Lower mortgage lender partners with real estate agency HomeSmart to win more business

Colin Robertson

In an attempt to extend its reach to even more home buyers, the mortgage institution Lower has entered into a new agreement with the estate agency HomeSmart.

This comes just months after Lower bought Movoto, a real estate portal similar to, but much smaller than, the likes of Zillow.

The two power moves could be enough to launch the Ohio-based lender into the top-25 nationally.

As it stands, they are a top-50 lender, but they are clearly taking steps to become much bigger.

And if it all works out, they could be a household name in the mortgage world before you know it.

Lower’s new partnership with HomeSmart gives them access to 25,000 estate agents nationwide

It’s been an interesting year for mortgage and real estate mashups.

We’ve seen some pretty massive ones, not least Rocket’s acquisition of Redfin.

Shortly after that took place, they also snagged mortgage lender Mr. Cooper.

They referred to it as a flywheel where they essentially keep the customer for life from start to service.

It appears Lower took a page from the Rockets playbook as they have also made similar moves of late.

In May, Lower acquired Movoto, which, although lesser known, is apparently the 5th largest real estate portal in the US, with 150 million visits in 2024 alone.

If you go to that site, there is now a small disclaimer at the bottom that reads: “Requests for information regarding mortgage products will be sent to Movoto.com affiliate, Lower, LLC.”

But like Rocket, Lower wasn’t satisfied yet, and today announced another major link-up with the nation’s largest 100% commission real estate agent, HomeSmart.

For the uninitiated, 100% commission brokers give the full commission to their realtors instead of taking a split.

However, the agents still have to pay a monthly fee, a fixed transaction fee and a standard risk reduction fee.

Either way, the most important thing is that Lower will now have direct access to “HomeSmart’s expansive network of agents,” which at last count numbered about 25,000 across 250 offices in 48 states.

So it’s another way for Lower to turn up business if a HomeSmart agent happens to be using their new lender of choice.

Strategic marketing agreement will increase mortgage lending on lower

The new partnership is not a merger or acquisition, but rather a “strategic national marketing agreement.”

What this means is that HomeSmart’s 25,000 real estate agents will have direct access to Lower’s mortgage solutions, which it says will create “a seamless experience for agents, buyers and homeowners nationwide.”

Specifically, Lower and HomeSmart will roll out a joint marketing campaign highlighting their combined platforms.

Aside from co-branded marketing resources, HomeSmart agents will receive specialized training and tools to close mortgages faster.

Ultimately, though, it’s just a way for Lower to tap into another large pool of potential homebuyers before another lender does.

Since mortgage rates jumped back in 2022, mortgage refinancing has dried up and lenders have increasingly worked to make inroads with real estate agents.

As we all know, or you should know, most home buyers go with the mortgage company their realtor recommends.

That’s why all these mortgage lenders and real estate companies are teaming up.

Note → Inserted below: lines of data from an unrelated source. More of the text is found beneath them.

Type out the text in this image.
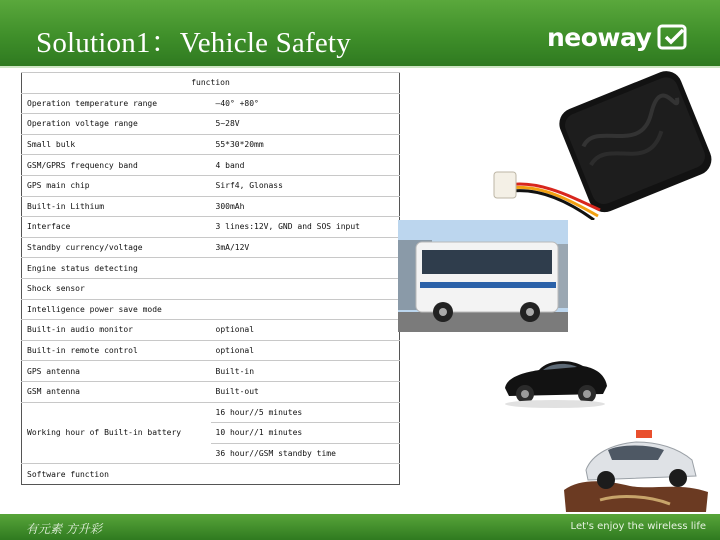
Solution1：Vehicle Safety	neoway
function	
Operation temperature range	—40° +80°
Operation voltage range	5~28V
Small bulk	55*30*20mm
GSM/GPRS frequency band	4 band
GPS main chip	Sirf4, Glonass
Built-in Lithium	300mAh
Interface	3 lines:12V, GND and SOS input
Standby currency/voltage	3mA/12V
Engine status detecting	
Shock sensor	
Intelligence power save mode	
Built-in audio monitor	optional
Built-in remote control	optional
GPS antenna	Built-in
GSM antenna	Built-out
Working hour of Built-in battery	16 hour//5 minutes
	10 hour//1 minutes
	36 hour//GSM standby time
Software function	
有元素 方升彩	Let's enjoy the wireless life
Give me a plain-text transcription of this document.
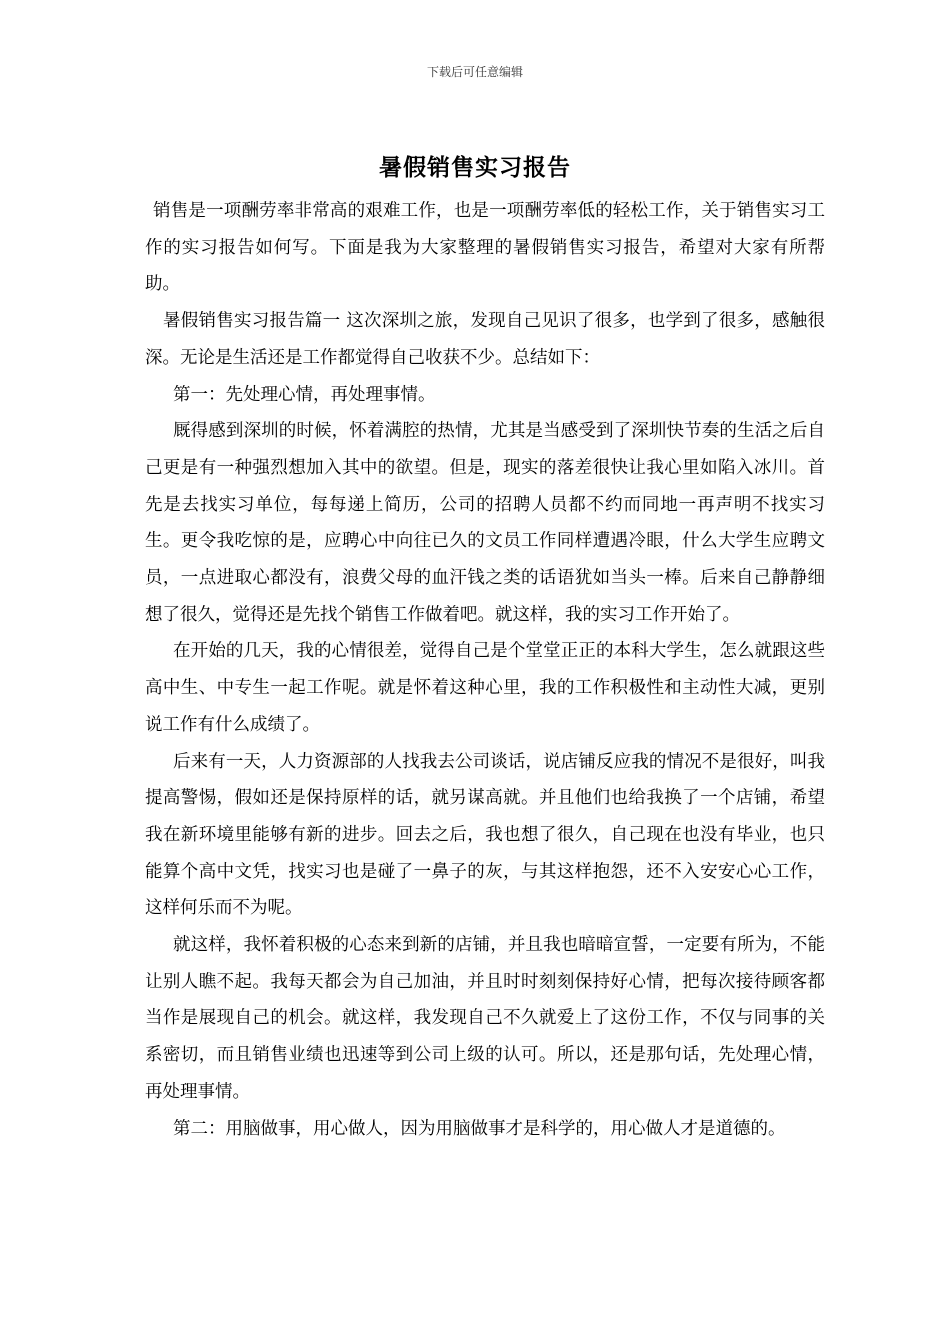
下载后可任意编辑
暑假销售实习报告

销售是一项酬劳率非常高的艰难工作，也是一项酬劳率低的轻松工作，关于销售实习工作的实习报告如何写。下面是我为大家整理的暑假销售实习报告，希望对大家有所帮助。

暑假销售实习报告篇一 这次深圳之旅，发现自己见识了很多，也学到了很多，感触很深。无论是生活还是工作都觉得自己收获不少。总结如下：

第一：先处理心情，再处理事情。

厩得感到深圳的时候，怀着满腔的热情，尤其是当感受到了深圳快节奏的生活之后自己更是有一种强烈想加入其中的欲望。但是，现实的落差很快让我心里如陷入冰川。首先是去找实习单位，每每递上简历，公司的招聘人员都不约而同地一再声明不找实习生。更令我吃惊的是，应聘心中向往已久的文员工作同样遭遇冷眼，什么大学生应聘文员，一点进取心都没有，浪费父母的血汗钱之类的话语犹如当头一棒。后来自己静静细想了很久，觉得还是先找个销售工作做着吧。就这样，我的实习工作开始了。

在开始的几天，我的心情很差，觉得自己是个堂堂正正的本科大学生，怎么就跟这些高中生、中专生一起工作呢。就是怀着这种心里，我的工作积极性和主动性大减，更别说工作有什么成绩了。

后来有一天，人力资源部的人找我去公司谈话，说店铺反应我的情况不是很好，叫我提高警惕，假如还是保持原样的话，就另谋高就。并且他们也给我换了一个店铺，希望我在新环境里能够有新的进步。回去之后，我也想了很久，自己现在也没有毕业，也只能算个高中文凭，找实习也是碰了一鼻子的灰，与其这样抱怨，还不入安安心心工作，这样何乐而不为呢。

就这样，我怀着积极的心态来到新的店铺，并且我也暗暗宣誓，一定要有所为，不能让别人瞧不起。我每天都会为自己加油，并且时时刻刻保持好心情，把每次接待顾客都当作是展现自己的机会。就这样，我发现自己不久就爱上了这份工作，不仅与同事的关系密切，而且销售业绩也迅速等到公司上级的认可。所以，还是那句话，先处理心情，再处理事情。

第二：用脑做事，用心做人，因为用脑做事才是科学的，用心做人才是道德的。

They know that it is often a race to the customer, and simply being first wins the race most of the time.

If you are a potential home buyer, pay close attention to your real estate agent’s lender recommendation.

Do a quick search to see if there is an affiliation, and if you have the energy, get some outside quotes to compare with the affiliated lender.

If you don’t take the time to do it, you don’t know what else is out there. And studies prove that those who get more than one mortgage offer save money, potentially a lot of it.